In this case, the appellant who sat on the Commission took office under color of law. Everyone involved believed that she was eligible to sit on the Commission and everyone acted as though she were a proper member. I believe that, under these facts, if the annexation were set aside the appellant would be a de facto officer. Setting aside the annexation would not affect the validity of the Commission’s decisions.
As another reason for applying the doctrine of laches, the superior court found that, while “no great extent of services” was provided, police and fire protection had been available since the annexation.
The mere fact that municipal services, such as police and fire protection, have been available to the appellants since the annexation of their land does not constitute the type of prejudice necessary to support a finding of laches. The typical prejudice resulting to a city from a belated attack upon an annexation is that the city has already extended substantial services to the annexed area, such as making street improvements, supplying water and electricity, and installing sewer systems, sidewalks and curbing. See Alexander v. Trustees of Village of Middleton, 92 Idaho 823, 452 P.2d 50, 52-54 (1969); Finucane v. Village of Hayden, 86 Idaho 199, 384 P.2d 236, 240 (1963). No services of this nature were provided to the area in which appellants live.
Finally, the superior court applied the doctrine of laches because to set aside the annexation would require the City of Yaku-tat to refund taxes that it had assessed and collected on the annexed property.2 A mu*1051nicipality undoubtedly sustains some harm whenever it is required to unexpectedly refund taxes that it has collected. In some circumstances, when a plaintiff unreasonably delays before challenging an annexation, the prejudice that this causes the municipality will be sufficient to justify invoking laches to bar maintenance of the action. Depending upon the size of the area annexed and the tax rate involved, the money collected in property taxes from the area could be substantial. The longer the owners of the area wait before challenging the annexation, the more money the municipality has collected and believes is available for its use. Refunding this money could seriously affect the municipality’s financial position. However, in other circumstances, relatively little money could be involved, so that refunding the taxes would not cause any significant harm to the municipality.
The record does not show the amount of taxes involved. In order to ascertain whether the City of Yakutat would suffer such prejudice as to invoke the doctrine of laches against appellants if the city were obliged to refund taxes, a determination would have to be made of the amount of taxes paid by appellants and other owners of the annexed property. I would remand the case for such a determination by the superior court. Then, and only then, can it be decided whether Yakutat would be significantly prejudiced if it had to refund this money to the owners of the annexed property. In the absence of such a finding by the trial court on remand, I believe that the majority is mistaken in holding that laches preclude appellants from asserting their claim.

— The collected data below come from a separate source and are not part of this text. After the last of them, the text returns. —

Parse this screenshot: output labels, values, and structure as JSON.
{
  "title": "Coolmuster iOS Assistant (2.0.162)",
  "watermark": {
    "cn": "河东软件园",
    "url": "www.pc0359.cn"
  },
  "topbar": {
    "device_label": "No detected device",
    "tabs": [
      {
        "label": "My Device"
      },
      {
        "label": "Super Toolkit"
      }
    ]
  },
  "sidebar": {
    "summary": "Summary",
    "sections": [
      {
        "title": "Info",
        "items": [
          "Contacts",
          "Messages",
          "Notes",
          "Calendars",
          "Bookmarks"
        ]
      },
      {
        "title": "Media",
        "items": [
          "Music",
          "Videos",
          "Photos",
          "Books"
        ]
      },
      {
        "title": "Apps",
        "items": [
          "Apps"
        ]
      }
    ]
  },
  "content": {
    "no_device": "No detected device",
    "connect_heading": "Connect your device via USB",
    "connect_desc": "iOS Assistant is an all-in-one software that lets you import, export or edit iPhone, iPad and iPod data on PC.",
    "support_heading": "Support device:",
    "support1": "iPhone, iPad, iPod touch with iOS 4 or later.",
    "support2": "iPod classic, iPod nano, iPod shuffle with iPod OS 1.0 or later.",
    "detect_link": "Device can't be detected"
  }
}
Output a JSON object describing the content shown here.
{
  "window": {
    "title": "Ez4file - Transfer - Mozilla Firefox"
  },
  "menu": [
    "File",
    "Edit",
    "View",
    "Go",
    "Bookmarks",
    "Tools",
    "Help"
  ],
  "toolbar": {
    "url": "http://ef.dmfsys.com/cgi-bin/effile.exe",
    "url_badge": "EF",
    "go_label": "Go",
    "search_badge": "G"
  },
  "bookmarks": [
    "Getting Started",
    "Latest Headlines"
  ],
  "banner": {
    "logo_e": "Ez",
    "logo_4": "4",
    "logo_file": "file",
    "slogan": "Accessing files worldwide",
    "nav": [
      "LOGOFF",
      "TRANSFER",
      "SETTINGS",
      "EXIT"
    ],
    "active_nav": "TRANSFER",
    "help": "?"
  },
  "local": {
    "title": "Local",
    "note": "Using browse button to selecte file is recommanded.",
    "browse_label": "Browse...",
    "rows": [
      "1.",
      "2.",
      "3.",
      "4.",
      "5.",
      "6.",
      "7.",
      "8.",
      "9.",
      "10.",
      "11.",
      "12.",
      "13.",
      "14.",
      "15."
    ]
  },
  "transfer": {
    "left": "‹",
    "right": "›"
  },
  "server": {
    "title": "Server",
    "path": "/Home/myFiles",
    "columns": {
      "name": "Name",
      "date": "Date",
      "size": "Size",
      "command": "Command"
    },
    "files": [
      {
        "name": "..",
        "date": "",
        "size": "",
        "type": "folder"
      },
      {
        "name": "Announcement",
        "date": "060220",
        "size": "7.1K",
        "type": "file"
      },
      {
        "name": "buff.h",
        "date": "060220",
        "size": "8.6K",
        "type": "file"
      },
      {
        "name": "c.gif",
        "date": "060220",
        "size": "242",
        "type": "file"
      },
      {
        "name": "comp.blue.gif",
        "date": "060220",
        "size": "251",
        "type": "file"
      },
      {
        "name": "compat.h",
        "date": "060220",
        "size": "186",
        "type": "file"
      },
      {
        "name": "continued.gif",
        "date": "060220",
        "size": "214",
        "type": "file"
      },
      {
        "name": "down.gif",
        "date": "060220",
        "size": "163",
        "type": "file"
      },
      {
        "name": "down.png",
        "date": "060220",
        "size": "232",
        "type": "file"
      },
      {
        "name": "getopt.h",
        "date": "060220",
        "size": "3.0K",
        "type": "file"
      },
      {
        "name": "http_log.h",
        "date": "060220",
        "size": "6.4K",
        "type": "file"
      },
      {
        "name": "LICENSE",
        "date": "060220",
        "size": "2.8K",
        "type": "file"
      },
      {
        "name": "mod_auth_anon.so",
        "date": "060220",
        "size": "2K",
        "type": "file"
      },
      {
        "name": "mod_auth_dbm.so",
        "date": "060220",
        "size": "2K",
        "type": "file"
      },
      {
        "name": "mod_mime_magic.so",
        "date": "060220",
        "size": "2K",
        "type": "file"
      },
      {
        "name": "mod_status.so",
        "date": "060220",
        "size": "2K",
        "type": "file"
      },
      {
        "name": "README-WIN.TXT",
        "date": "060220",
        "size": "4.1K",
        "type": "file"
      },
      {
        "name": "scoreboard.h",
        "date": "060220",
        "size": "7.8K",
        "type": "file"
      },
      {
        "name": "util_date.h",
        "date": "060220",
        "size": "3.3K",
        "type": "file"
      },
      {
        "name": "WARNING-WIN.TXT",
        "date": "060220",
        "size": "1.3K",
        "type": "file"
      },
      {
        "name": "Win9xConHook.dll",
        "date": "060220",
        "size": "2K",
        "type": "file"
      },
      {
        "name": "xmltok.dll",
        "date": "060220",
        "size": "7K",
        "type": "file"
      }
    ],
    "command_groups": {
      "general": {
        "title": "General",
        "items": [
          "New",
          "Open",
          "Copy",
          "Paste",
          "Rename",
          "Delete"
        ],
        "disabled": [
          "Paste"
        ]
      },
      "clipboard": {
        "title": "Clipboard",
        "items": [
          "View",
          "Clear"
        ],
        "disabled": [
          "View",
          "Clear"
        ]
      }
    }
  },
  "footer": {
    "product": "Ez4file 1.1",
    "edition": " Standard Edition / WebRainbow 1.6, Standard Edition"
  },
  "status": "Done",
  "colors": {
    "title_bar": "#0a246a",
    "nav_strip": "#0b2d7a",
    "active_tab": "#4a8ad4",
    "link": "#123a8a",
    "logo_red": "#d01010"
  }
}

. This ordinance is similar to AS 29.28.050(e), which governs when a municipality does not enact its own ordinance on the subject. AS 29.28.050(e) provides, in part, as follows:
No person may appeal or seek judicial review of a city or borough election for any cause or reason unless the person ... has commenced, within 10 days after the assembly or council has finally declared the election results, an action in the superior court in the judicial district in which the municipality is located. If no such action is commenced within the 10-day period, the election and election results shall be conclusive, final and valid in all respects.
. The superior court and all parties have assumed that if the annexation is set aside Yaku-*1051tat will have to refund the property taxes it collected from the area. We accept this assumption for the purpose of discussion, but express no opinion as to its validity.